I have doubts about a pursuit of whiteness and model minority stereotyping. No matter what immigrants or their children do, they'll always be hyphenated-Canadians at best, facing discrimination, suspicion, and hatred from "real" Canadians, conservative or not.

Instead the factors are much more tangible-the current government has overseen the relationships with both countries degrade severely, with severe impact to these groups. When you're trying to care for a sick grandparent abroad or whatever else, the last thing you want is a two-faced political approach that risks having you stranded away from home.

And then what role did the government have in building up the current levels of hate towards immigrants with their policies? For decades academia has been allowed to turn international students into cash cows with zero regard for their quality of life. Businesses whining about wages getting too high after the pandemic meant that immigrants were brought in with no place to live and no livable income.

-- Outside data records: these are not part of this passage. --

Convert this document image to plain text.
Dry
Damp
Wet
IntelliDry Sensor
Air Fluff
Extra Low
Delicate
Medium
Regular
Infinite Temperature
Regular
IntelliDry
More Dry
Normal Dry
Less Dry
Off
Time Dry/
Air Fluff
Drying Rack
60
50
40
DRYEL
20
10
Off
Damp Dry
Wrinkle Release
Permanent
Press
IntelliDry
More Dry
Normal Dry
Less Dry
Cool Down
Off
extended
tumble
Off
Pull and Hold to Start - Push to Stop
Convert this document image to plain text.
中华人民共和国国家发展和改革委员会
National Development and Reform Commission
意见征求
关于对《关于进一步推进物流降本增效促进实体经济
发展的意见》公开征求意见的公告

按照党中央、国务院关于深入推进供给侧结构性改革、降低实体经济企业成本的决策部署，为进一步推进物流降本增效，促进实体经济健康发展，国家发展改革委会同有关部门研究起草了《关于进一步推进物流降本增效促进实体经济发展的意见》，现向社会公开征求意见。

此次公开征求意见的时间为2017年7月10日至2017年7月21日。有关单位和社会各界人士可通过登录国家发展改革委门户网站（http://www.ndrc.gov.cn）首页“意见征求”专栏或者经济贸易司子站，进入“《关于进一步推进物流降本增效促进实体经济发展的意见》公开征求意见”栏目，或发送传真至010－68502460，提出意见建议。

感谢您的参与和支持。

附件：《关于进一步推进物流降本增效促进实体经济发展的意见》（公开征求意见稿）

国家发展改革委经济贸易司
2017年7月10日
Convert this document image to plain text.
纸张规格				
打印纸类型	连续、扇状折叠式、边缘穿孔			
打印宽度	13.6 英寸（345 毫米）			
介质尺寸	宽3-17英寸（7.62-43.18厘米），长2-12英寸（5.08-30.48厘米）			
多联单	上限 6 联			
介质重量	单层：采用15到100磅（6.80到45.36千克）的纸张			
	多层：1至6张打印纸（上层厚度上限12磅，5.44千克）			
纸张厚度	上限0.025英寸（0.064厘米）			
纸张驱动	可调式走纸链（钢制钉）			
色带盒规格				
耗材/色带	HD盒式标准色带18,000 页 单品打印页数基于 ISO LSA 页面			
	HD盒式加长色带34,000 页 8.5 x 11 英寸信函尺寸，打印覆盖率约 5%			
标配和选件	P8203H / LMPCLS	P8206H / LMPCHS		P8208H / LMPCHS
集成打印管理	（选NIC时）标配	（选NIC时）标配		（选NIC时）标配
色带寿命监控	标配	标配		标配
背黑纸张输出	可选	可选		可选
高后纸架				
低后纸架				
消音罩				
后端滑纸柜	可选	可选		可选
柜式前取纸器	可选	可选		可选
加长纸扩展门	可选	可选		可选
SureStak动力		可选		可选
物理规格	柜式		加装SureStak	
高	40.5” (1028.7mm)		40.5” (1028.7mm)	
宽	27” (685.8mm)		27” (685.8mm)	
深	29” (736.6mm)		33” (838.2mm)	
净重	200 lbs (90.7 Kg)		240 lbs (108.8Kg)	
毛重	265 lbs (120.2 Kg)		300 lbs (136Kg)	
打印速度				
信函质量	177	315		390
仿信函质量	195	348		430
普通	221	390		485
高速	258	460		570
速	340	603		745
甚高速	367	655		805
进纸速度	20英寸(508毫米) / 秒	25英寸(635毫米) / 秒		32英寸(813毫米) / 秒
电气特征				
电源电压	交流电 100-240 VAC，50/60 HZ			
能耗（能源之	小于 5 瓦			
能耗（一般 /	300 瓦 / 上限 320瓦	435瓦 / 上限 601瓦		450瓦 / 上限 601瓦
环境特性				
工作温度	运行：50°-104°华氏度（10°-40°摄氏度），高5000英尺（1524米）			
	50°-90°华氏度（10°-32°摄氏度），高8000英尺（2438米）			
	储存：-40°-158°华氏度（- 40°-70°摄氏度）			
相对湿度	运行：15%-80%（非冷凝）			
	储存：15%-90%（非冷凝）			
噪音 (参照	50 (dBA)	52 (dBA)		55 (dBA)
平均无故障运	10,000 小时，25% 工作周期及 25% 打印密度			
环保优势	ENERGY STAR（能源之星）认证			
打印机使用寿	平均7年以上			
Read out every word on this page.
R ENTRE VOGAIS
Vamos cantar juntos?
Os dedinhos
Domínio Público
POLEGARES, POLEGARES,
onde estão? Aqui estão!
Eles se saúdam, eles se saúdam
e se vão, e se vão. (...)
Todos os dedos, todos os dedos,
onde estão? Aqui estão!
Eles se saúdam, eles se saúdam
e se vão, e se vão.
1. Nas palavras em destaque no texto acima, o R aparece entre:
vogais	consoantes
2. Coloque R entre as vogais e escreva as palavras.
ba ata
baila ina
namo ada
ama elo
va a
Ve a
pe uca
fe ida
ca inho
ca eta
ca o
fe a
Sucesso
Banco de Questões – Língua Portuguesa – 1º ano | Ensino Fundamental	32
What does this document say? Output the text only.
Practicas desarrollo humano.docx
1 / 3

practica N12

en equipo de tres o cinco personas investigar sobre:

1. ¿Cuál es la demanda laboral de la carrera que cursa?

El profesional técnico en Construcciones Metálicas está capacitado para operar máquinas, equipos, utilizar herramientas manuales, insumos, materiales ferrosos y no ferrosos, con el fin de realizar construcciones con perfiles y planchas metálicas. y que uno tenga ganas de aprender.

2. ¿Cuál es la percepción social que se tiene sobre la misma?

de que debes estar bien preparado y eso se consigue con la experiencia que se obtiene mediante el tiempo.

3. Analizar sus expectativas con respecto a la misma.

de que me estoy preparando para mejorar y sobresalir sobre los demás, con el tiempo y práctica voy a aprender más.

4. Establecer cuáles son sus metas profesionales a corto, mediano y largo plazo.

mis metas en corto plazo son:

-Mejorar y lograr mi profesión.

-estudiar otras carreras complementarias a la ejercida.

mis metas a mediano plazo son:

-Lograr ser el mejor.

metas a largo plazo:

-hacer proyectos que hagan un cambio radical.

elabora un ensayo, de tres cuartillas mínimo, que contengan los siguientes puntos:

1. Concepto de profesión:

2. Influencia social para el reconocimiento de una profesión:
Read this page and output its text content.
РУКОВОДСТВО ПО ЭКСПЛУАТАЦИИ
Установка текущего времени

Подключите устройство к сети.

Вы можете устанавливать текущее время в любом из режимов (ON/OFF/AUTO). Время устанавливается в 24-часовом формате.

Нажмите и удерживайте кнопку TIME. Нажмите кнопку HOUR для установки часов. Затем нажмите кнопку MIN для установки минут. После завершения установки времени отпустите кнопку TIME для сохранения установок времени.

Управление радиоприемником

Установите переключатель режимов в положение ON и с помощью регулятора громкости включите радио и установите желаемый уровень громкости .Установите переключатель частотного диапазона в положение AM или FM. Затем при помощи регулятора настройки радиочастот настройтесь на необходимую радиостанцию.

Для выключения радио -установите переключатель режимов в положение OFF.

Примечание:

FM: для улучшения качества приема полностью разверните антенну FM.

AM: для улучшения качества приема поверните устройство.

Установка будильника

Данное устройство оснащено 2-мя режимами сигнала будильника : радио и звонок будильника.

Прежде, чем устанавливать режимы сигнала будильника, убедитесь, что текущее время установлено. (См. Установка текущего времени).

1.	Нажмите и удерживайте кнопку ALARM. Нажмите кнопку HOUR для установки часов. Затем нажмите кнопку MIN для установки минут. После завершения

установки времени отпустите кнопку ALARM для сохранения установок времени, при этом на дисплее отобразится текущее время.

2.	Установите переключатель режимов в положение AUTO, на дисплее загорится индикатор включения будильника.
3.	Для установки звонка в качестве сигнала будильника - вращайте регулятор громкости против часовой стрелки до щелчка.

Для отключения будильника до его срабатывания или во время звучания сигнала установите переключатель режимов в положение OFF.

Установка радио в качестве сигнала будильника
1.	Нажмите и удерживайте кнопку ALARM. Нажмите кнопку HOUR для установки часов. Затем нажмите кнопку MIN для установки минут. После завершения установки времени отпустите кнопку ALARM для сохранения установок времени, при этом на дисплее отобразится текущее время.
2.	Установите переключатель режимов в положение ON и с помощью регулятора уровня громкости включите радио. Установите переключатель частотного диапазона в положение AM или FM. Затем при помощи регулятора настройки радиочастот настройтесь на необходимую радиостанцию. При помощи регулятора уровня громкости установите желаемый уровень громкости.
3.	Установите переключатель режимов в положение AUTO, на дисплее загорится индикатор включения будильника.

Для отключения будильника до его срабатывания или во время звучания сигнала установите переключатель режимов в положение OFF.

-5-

And then scapegoated for cost of living increases spawned by decades of bad policy, by the governments who brought them in.

Immigrants are expected to put in to a system that'll have them work twice as hard to get half as much, if that, and hate them for it. It's not "I got mine, fuck you", it's "you'll never give me mine, I'm just an exploitable tax base to you, we're not going to pretend anymore".

[–] cyborganism 11 points 1 day ago (1 children)

That's a really good point and well explained.

But at this point is there one party that would make the situation better for them?

Why would the conservative be so popular?

[–] softcat 7 points 1 day ago

I don't think either major party will offer much better really. The Conservatives get to ride on being the opposition and the viable supposed alternative to what's been happening recently.